According to a source in the Ministry of Petroleum, the Oil and Gas Regulatory Authority (OGRA) has produced a summary to raise petroleum prices for the next week, which begins on March 1, due to skyrocketing worldwide prices after Russia’s invasion of Ukraine.
According to sources, if the Petroleum Development Levy (PDL) is not raised, the price of diesel and petrol is projected to rise from Rs. 4.5 to Rs. 5.5 per liter. Petrol prices might rise by Rs. 5.5 per liter, while diesel prices could rise by Rs. 4.5 per liter.
The government is required by the International Monetary Fund (IMF) to hike the PDL at a monthly rate of Rs. 4 per liter.

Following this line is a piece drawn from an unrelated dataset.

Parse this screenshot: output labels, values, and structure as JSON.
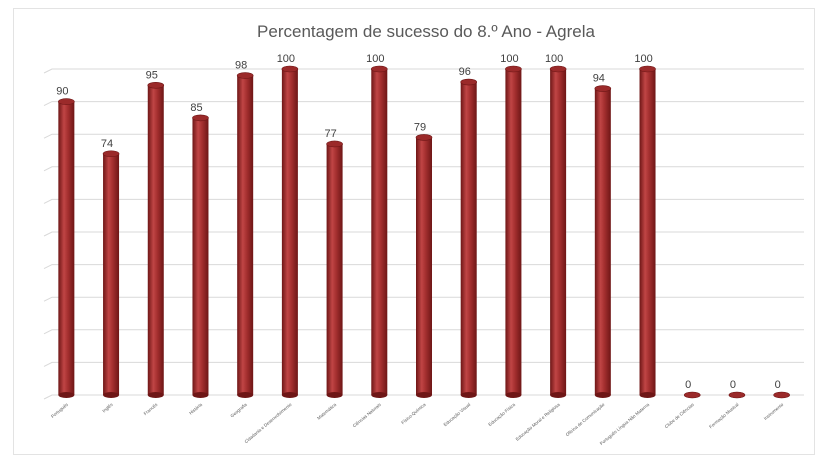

If the PDL is raised, petrol prices might rise to Rs. 9.50 per liter and diesel prices to Rs. 8.52 per liter.
Petrol is priced at Rs. 17.92 per liter PDL, while diesel is priced at Rs. 13.30 per liter PDL. The GST on fuel goods has also been reduced to zero.
The government raised petroleum product prices by a record Rs. 12.03 per liter, bringing the official price of petrol to Rs. 159.86 a liter.
Petrol would cost Rs. 169.36 a liter if the government raises the price by Rs. 9.50 per liter. Similarly, increasing the price of high-speed diesel by Rs. 8.52 per liter would result in a new price of Rs. 162.67 per liter.
However, the Prime Minister will make the ultimate choice based on the Ministry of Finance’s opinion.